Sarah s'excusa auprès de moi, me laissa l'obligeance de m'installer au salon principal, et assigna une domestique à m'apporter une tasse de thé et quelques biscuits pour patienter. Ma grand-mère, se reposait et je n'avais pas à cœur de la réveiller.
Lorsque sonna seize heures, je déposai le livre que je lisais, et je montais les escaliers pour rejoindre ma grand-mère dans sa chambre, au vu du fait qu'elle n'avait point quittée cette dernière.
Le mur de l'escalier, était couvert de tableaux, pour la pluspart représentant les aïeux de ma famille paternelle.
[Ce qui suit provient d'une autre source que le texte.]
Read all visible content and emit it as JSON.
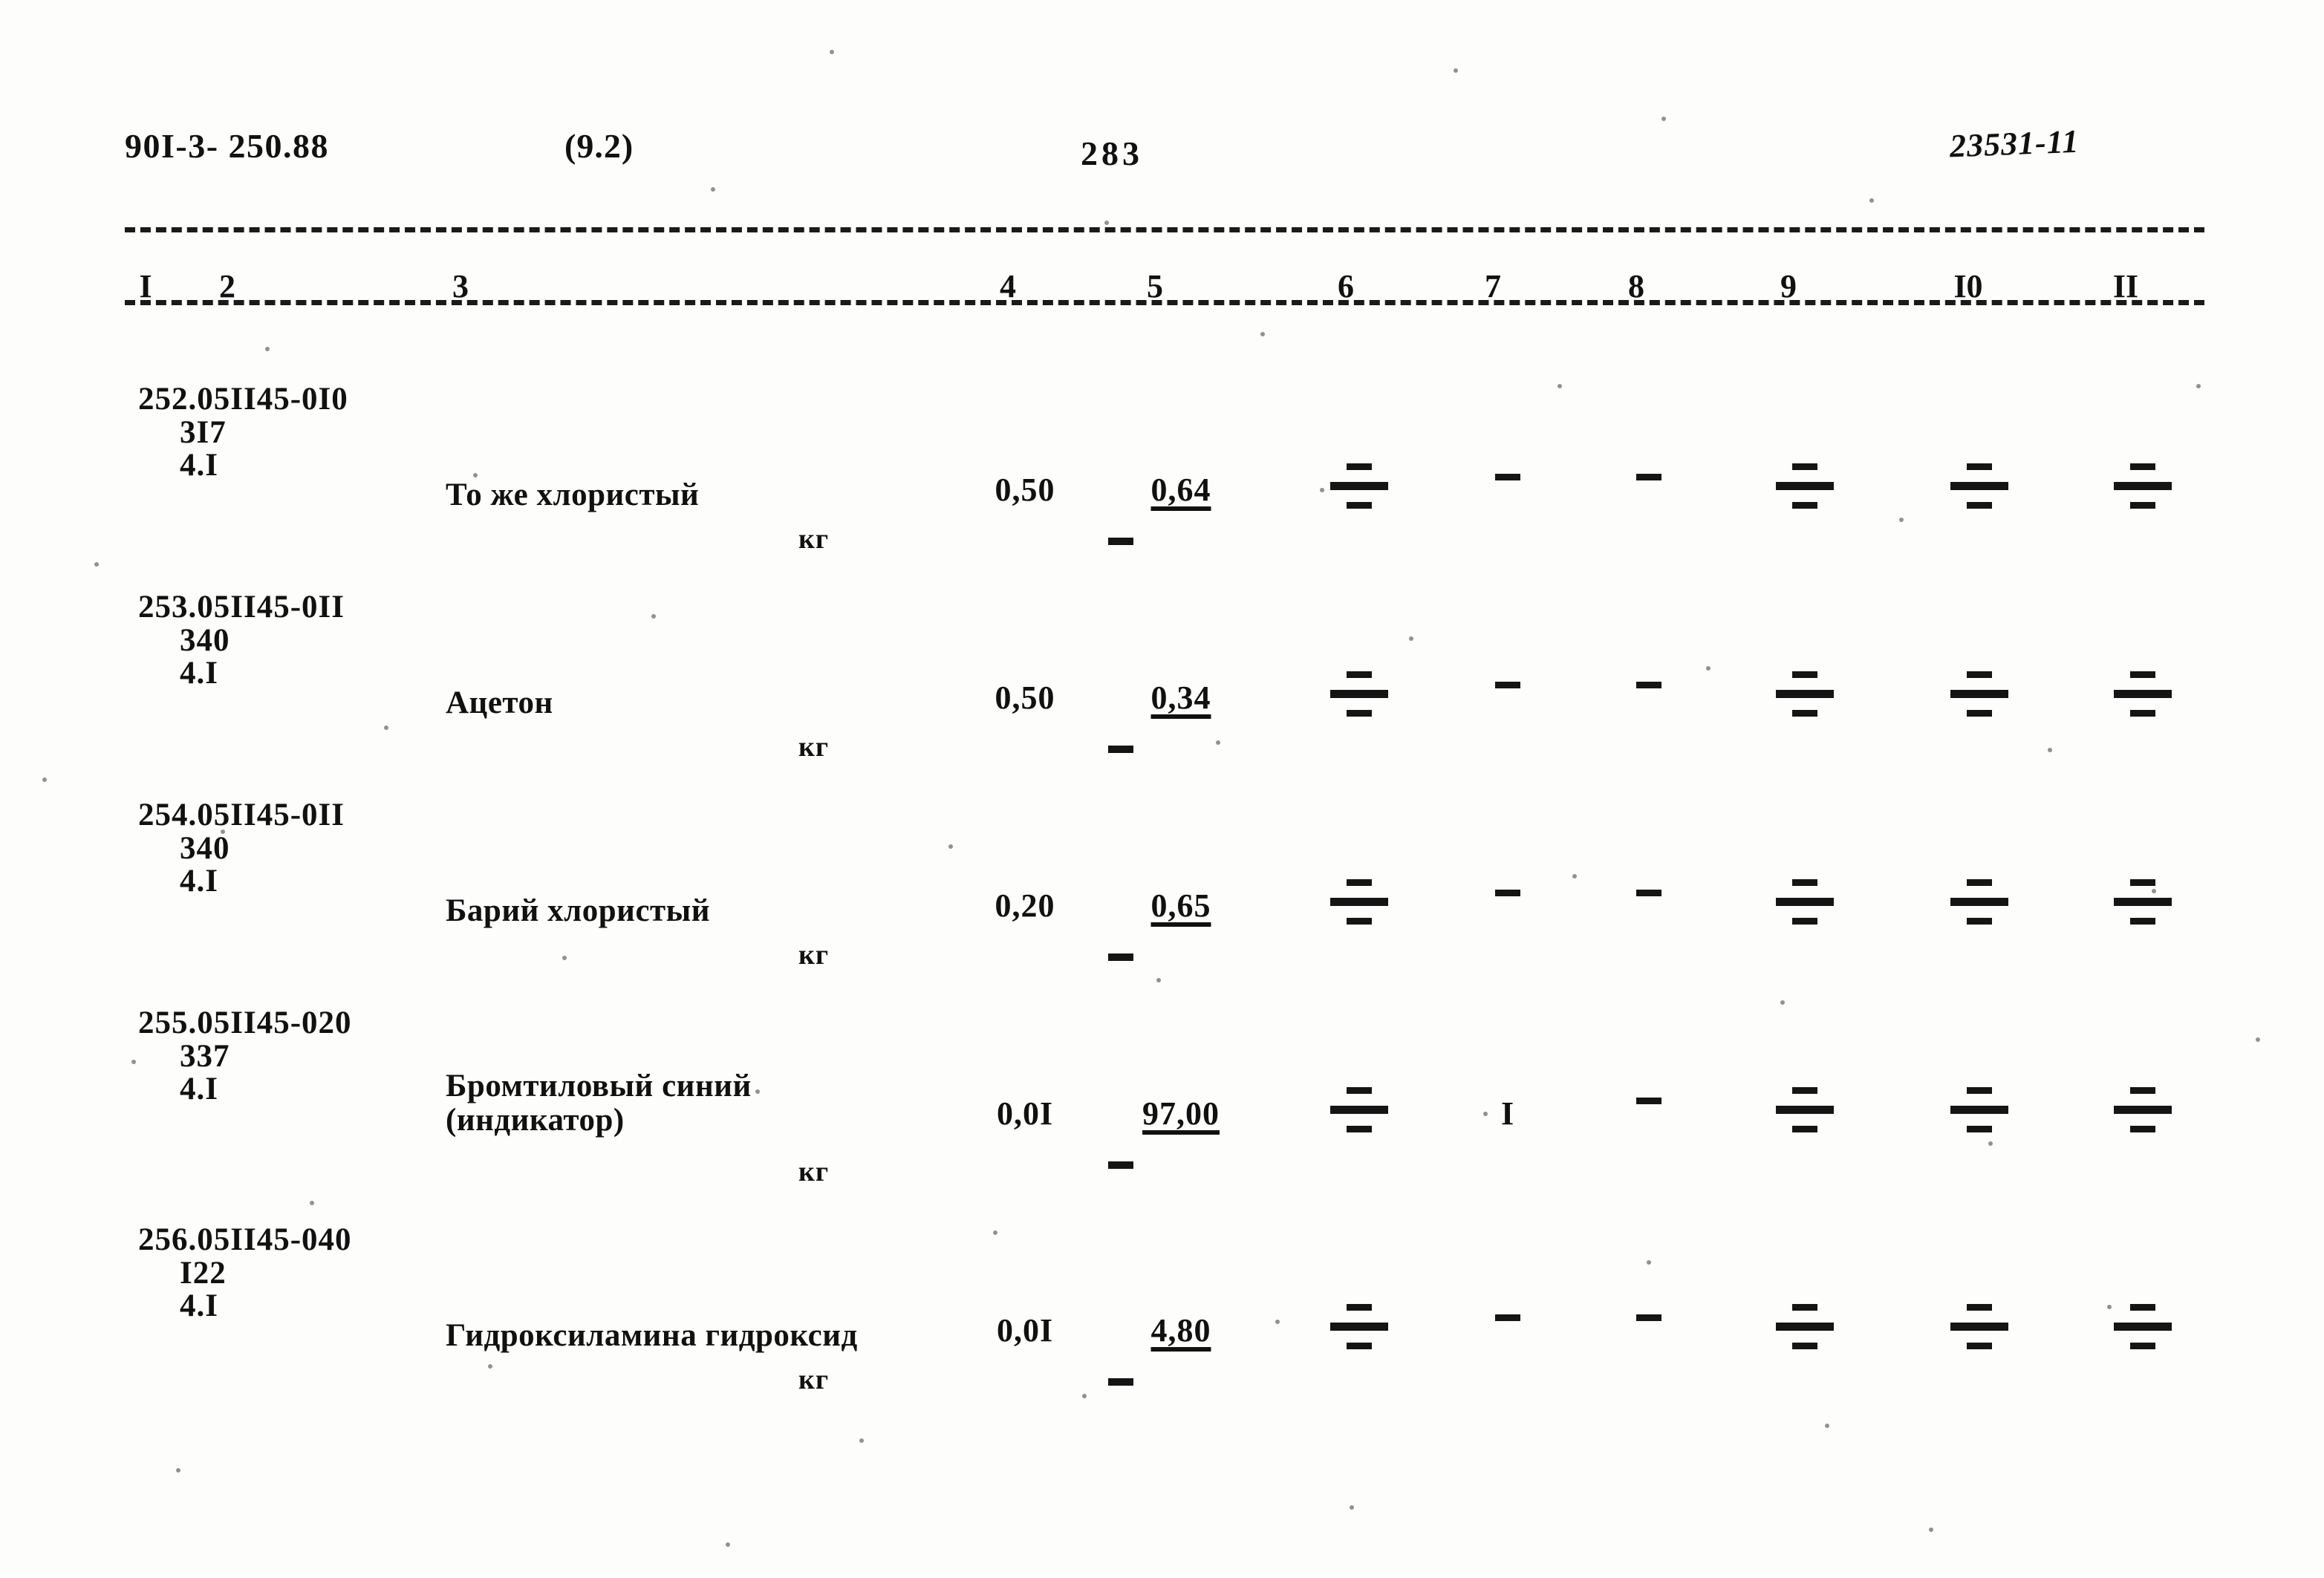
{
  "header": {
    "doc_code": "90I-3- 250.88",
    "variant": "(9.2)",
    "page_number": "283",
    "archive_code": "23531-11"
  },
  "table": {
    "column_numbers": [
      "I",
      "2",
      "3",
      "4",
      "5",
      "6",
      "7",
      "8",
      "9",
      "I0",
      "II"
    ],
    "rows": [
      {
        "code_line1": "252.05II45-0I0",
        "code_line2": "3I7",
        "code_line3": "4.I",
        "name_line1": "То же хлористый",
        "name_line2": "",
        "unit": "кг",
        "col4": "0,50",
        "col5": "0,64",
        "col6": "fraction",
        "col7": "dash",
        "col8": "dash",
        "col9": "fraction",
        "col10": "fraction",
        "col11": "fraction"
      },
      {
        "code_line1": "253.05II45-0II",
        "code_line2": "340",
        "code_line3": "4.I",
        "name_line1": "Ацетон",
        "name_line2": "",
        "unit": "кг",
        "col4": "0,50",
        "col5": "0,34",
        "col6": "fraction",
        "col7": "dash",
        "col8": "dash",
        "col9": "fraction",
        "col10": "fraction",
        "col11": "fraction"
      },
      {
        "code_line1": "254.05II45-0II",
        "code_line2": "340",
        "code_line3": "4.I",
        "name_line1": "Барий хлористый",
        "name_line2": "",
        "unit": "кг",
        "col4": "0,20",
        "col5": "0,65",
        "col6": "fraction",
        "col7": "dash",
        "col8": "dash",
        "col9": "fraction",
        "col10": "fraction",
        "col11": "fraction"
      },
      {
        "code_line1": "255.05II45-020",
        "code_line2": "337",
        "code_line3": "4.I",
        "name_line1": "Бромтиловый синий",
        "name_line2": "(индикатор)",
        "unit": "кг",
        "col4": "0,0I",
        "col5": "97,00",
        "col6": "fraction",
        "col7": "I",
        "col8": "dash",
        "col9": "fraction",
        "col10": "fraction",
        "col11": "fraction"
      },
      {
        "code_line1": "256.05II45-040",
        "code_line2": "I22",
        "code_line3": "4.I",
        "name_line1": "Гидроксиламина гидроксид",
        "name_line2": "",
        "unit": "кг",
        "col4": "0,0I",
        "col5": "4,80",
        "col6": "fraction",
        "col7": "dash",
        "col8": "dash",
        "col9": "fraction",
        "col10": "fraction",
        "col11": "fraction"
      }
    ]
  }
}
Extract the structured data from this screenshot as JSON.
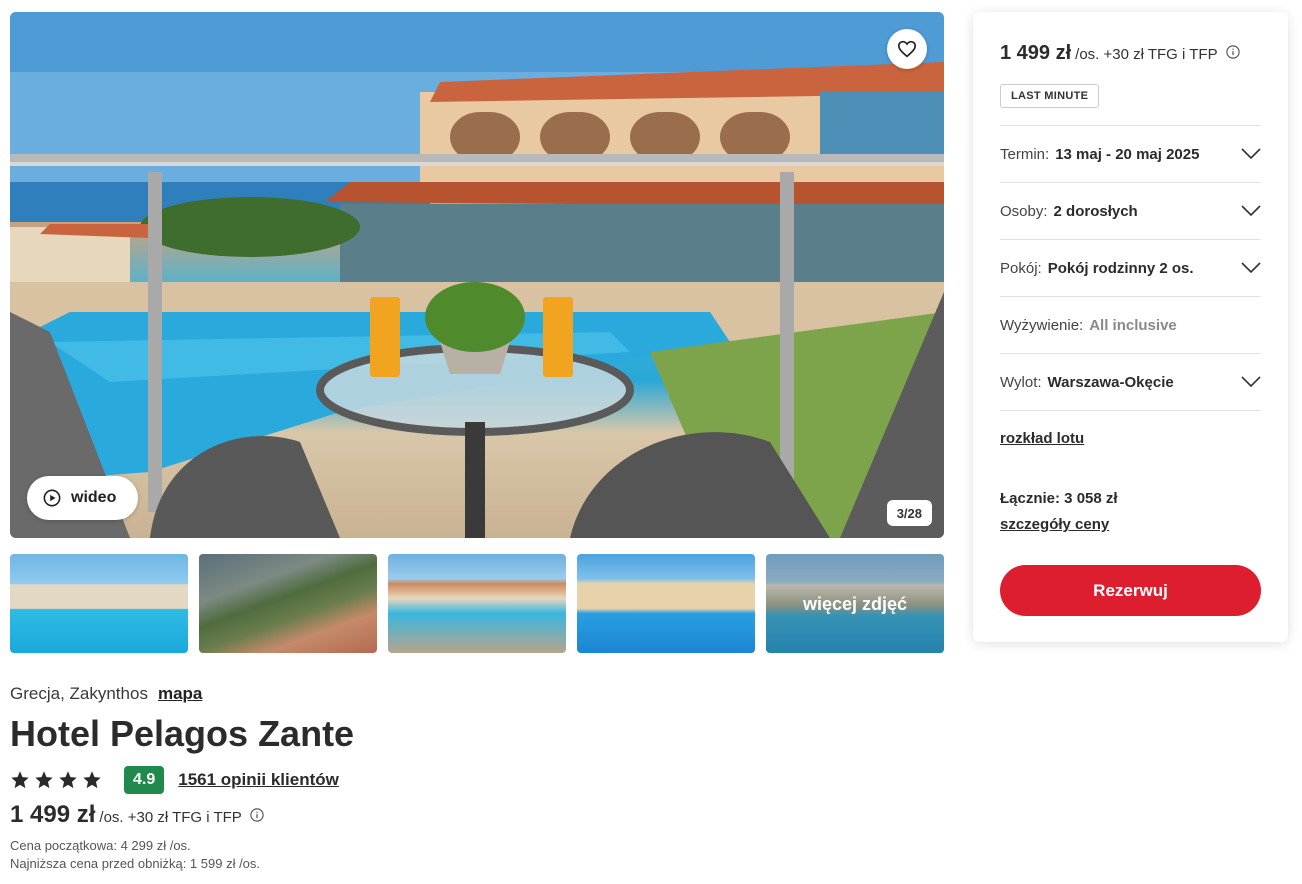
{
  "gallery": {
    "video_label": "wideo",
    "counter": "3/28",
    "more_photos_label": "więcej zdjęć"
  },
  "hotel": {
    "location": "Grecja, Zakynthos",
    "map_link": "mapa",
    "name": "Hotel Pelagos Zante",
    "stars": 4,
    "score": "4.9",
    "reviews_link": "1561 opinii klientów",
    "price": "1 499 zł",
    "price_unit": "/os. +30 zł TFG i TFP",
    "initial_price": "Cena początkowa: 4 299 zł /os.",
    "lowest_price": "Najniższa cena przed obniżką: 1 599 zł /os."
  },
  "booking": {
    "price": "1 499 zł",
    "price_unit": "/os. +30 zł TFG i TFP",
    "badge": "LAST MINUTE",
    "term_label": "Termin:",
    "term_value": "13 maj - 20 maj 2025",
    "persons_label": "Osoby:",
    "persons_value": "2 dorosłych",
    "room_label": "Pokój:",
    "room_value": "Pokój rodzinny 2 os.",
    "board_label": "Wyżywienie:",
    "board_value": "All inclusive",
    "departure_label": "Wylot:",
    "departure_value": "Warszawa-Okęcie",
    "flight_schedule_link": "rozkład lotu",
    "total": "Łącznie: 3 058 zł",
    "price_details_link": "szczegóły ceny",
    "reserve_button": "Rezerwuj"
  },
  "colors": {
    "accent_red": "#dd1e2e",
    "score_green": "#1f8a4c",
    "text_dark": "#2b2b2b"
  },
  "icons": [
    "heart-icon",
    "play-icon",
    "star-icon",
    "info-icon",
    "chevron-down-icon"
  ]
}
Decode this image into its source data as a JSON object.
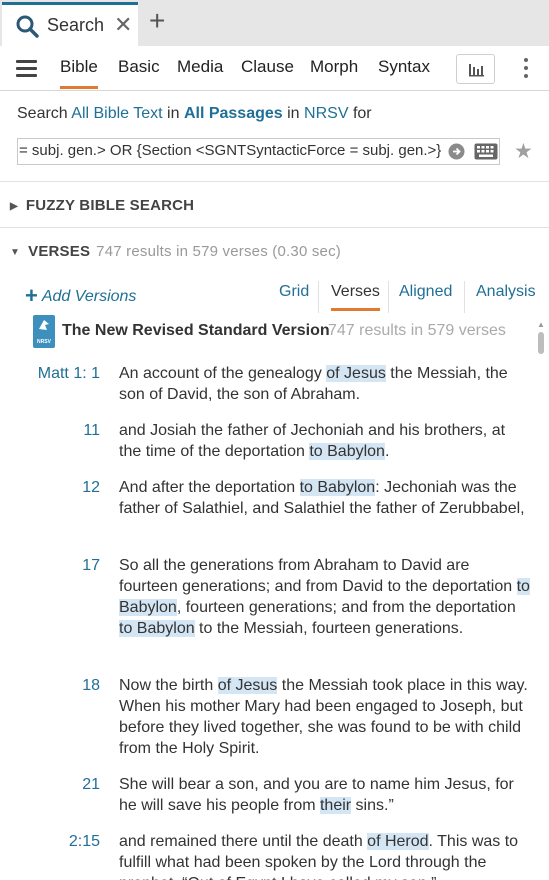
{
  "tab": {
    "label": "Search",
    "close": "✕",
    "add": "+"
  },
  "toolbar": {
    "modes": [
      "Bible",
      "Basic",
      "Media",
      "Clause",
      "Morph",
      "Syntax"
    ],
    "active_mode": "Bible"
  },
  "search_line": {
    "prefix": "Search",
    "scope": "All Bible Text",
    "in1": "in",
    "passages": "All Passages",
    "in2": "in",
    "version": "NRSV",
    "for": "for"
  },
  "query": "= subj. gen.> OR {Section <SGNTSyntacticForce = subj. gen.>}",
  "sections": {
    "fuzzy": {
      "arrow": "▶",
      "label": "FUZZY BIBLE SEARCH"
    },
    "verses": {
      "arrow": "▼",
      "label": "VERSES",
      "meta": "747 results in 579 verses (0.30 sec)"
    }
  },
  "add_versions": {
    "plus": "+",
    "label": "Add Versions"
  },
  "view_tabs": [
    "Grid",
    "Verses",
    "Aligned",
    "Analysis"
  ],
  "active_view": "Verses",
  "version": {
    "badge": "NRSV",
    "title": "The New Revised Standard Version",
    "meta": "747 results in 579 verses"
  },
  "verses": [
    {
      "ref": "Matt 1:  1",
      "parts": [
        {
          "t": "An account of the genealogy "
        },
        {
          "t": "of Jesus",
          "hl": true
        },
        {
          "t": " the Messiah, the son of David, the son of Abraham."
        }
      ]
    },
    {
      "ref": "11",
      "parts": [
        {
          "t": "and Josiah the father of Jechoniah and his brothers, at the time of the deportation "
        },
        {
          "t": "to Babylon",
          "hl": true
        },
        {
          "t": "."
        }
      ]
    },
    {
      "ref": "12",
      "parts": [
        {
          "t": "And after the deportation "
        },
        {
          "t": "to Babylon",
          "hl": true
        },
        {
          "t": ": Jechoniah was the father of Salathiel, and Salathiel the father of Zerubbabel,"
        }
      ]
    },
    {
      "ref": "17",
      "parts": [
        {
          "t": "So all the generations from Abraham to David are fourteen generations; and from David to the deportation "
        },
        {
          "t": "to Babylon",
          "hl": true
        },
        {
          "t": ", fourteen generations; and from the deportation "
        },
        {
          "t": "to Babylon",
          "hl": true
        },
        {
          "t": " to the Messiah, fourteen generations."
        }
      ]
    },
    {
      "ref": "18",
      "parts": [
        {
          "t": "Now the birth "
        },
        {
          "t": "of Jesus",
          "hl": true
        },
        {
          "t": " the Messiah took place in this way. When his mother Mary had been engaged to Joseph, but before they lived together, she was found to be with child from the Holy Spirit."
        }
      ]
    },
    {
      "ref": "21",
      "parts": [
        {
          "t": "She will bear a son, and you are to name him Jesus, for he will save his people from "
        },
        {
          "t": "their",
          "hl": true
        },
        {
          "t": " sins.”"
        }
      ]
    },
    {
      "ref": "2:15",
      "parts": [
        {
          "t": "and remained there until the death "
        },
        {
          "t": "of Herod",
          "hl": true
        },
        {
          "t": ". This was to fulfill what had been spoken by the Lord through the prophet, “Out of Egypt I have called my son.”"
        }
      ]
    }
  ],
  "colors": {
    "accent": "#1f6f96",
    "active_underline": "#e07a2e",
    "highlight": "#d4e6f4"
  }
}
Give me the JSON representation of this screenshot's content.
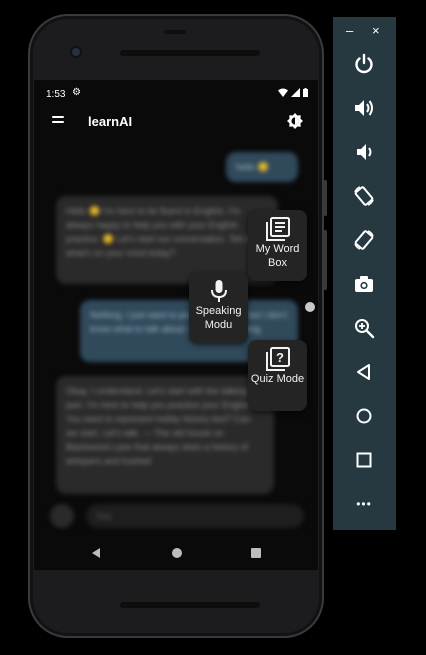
{
  "status_bar": {
    "time": "1:53"
  },
  "app_bar": {
    "title": "learnAI"
  },
  "chat": {
    "messages": [
      {
        "role": "user",
        "text": "hello 😊"
      },
      {
        "role": "ai",
        "text": "Hello 😊 I'm here to be fluent in English. I'm always happy to help you with your English practice. 😊 Let's start our conversation. Tell me, what's on your mind today?"
      },
      {
        "role": "user",
        "text": "Nothing, I just want to practice English, but I don't know what to talk about. Maybe something."
      },
      {
        "role": "ai",
        "text": "Okay, I understand. Let's start with the talking part. I'm here to help you practice your English. You want to represent hobby history text? Can we start, Let's talk. — The old house on Blackwood Lane that always does a history of whispers and hushed"
      }
    ]
  },
  "input": {
    "placeholder": "Say"
  },
  "fab_menu": {
    "word_box": "My Word Box",
    "speaking": "Speaking Modu",
    "quiz": "Quiz Mode"
  },
  "emulator": {
    "minimize": "–",
    "close": "×",
    "more": "•••"
  },
  "colors": {
    "fab_bg": "#242424",
    "emu_panel": "#263840",
    "user_bubble": "#304a5c"
  }
}
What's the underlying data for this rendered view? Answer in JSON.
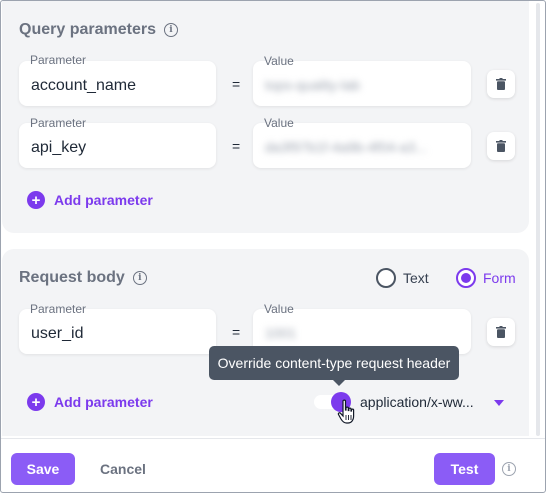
{
  "query_parameters": {
    "title": "Query parameters",
    "info_icon": "info-icon",
    "rows": [
      {
        "param_label": "Parameter",
        "param_value": "account_name",
        "equals": "=",
        "value_label": "Value",
        "value_value": "tops-quality-lab"
      },
      {
        "param_label": "Parameter",
        "param_value": "api_key",
        "equals": "=",
        "value_label": "Value",
        "value_value": "da3f97b1f-4a9b-4f04-a3..."
      }
    ],
    "add_label": "Add parameter"
  },
  "request_body": {
    "title": "Request body",
    "info_icon": "info-icon",
    "radio_text": "Text",
    "radio_form": "Form",
    "selected": "Form",
    "rows": [
      {
        "param_label": "Parameter",
        "param_value": "user_id",
        "equals": "=",
        "value_label": "Value",
        "value_value": "1001"
      }
    ],
    "add_label": "Add parameter",
    "tooltip": "Override content-type request header",
    "content_type": "application/x-ww...",
    "toggle_on": true
  },
  "footer": {
    "save_label": "Save",
    "cancel_label": "Cancel",
    "test_label": "Test"
  },
  "colors": {
    "accent": "#7c3aed",
    "button": "#8b5cf6",
    "tooltip_bg": "#4b5563",
    "panel_bg": "#f3f4f6"
  }
}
Ils étaient bien différents de moi. Leurs peaux blanches, leur nez aquilin, et leurs cheveux lisses, étaient autant d'attributs physiques que je ne possédais pas.
Ma mère m'avait légué ses lèvres, ses cheveux bouclés et noirs, sa beauté légendaire comme aimait le dire ma grand-mère. De mon père, j'avais pu hériter de ses iris verts, de sa grande taille, et de sa fine corpulence.
La chambre de ma grand-mère était plongée dans le noir, une atmosphère pesante semblait s'y déployer. Cela me paraissait peu agréable. Loin de la joie et de l'amour qu'elle dégageait, ou que dégageait une pièce lorsque Marylise Loyd l'occupait.
— N'allume pas, mon enfant. La lumière que dégagent les fenêtres m'irrite déjà assez.
J'étais éberluée par ses propos. Cette lumière était faible et tamisée par d'épais rideaux de velours.
— Comme vous le souhaitez, grand-mère.
Je me rapprochais de son immense lit en baldaquin, et je m'assis près d'elle.
Elle était suante, le teint fade, presque livide. C'était difficilement que sa main réussit à se poser sur la mienne.
L'inquiétude se fit vite ma compagne, je peinais à comprendre pourquoi elle se trouvait dans un tel état. Était-ce pour cela qu'elle n'avait pas assisté à l'enterrement de sa belle-fille qu'elle chérissait tant ?
— Grand-mère, que vous arrive-t-il ? Vous êtes pâle et semblez plus que fatigué.
— C'est juste une simple grippe. Ne vous inquiétez pas pour moi, je ne suis pas encore morte.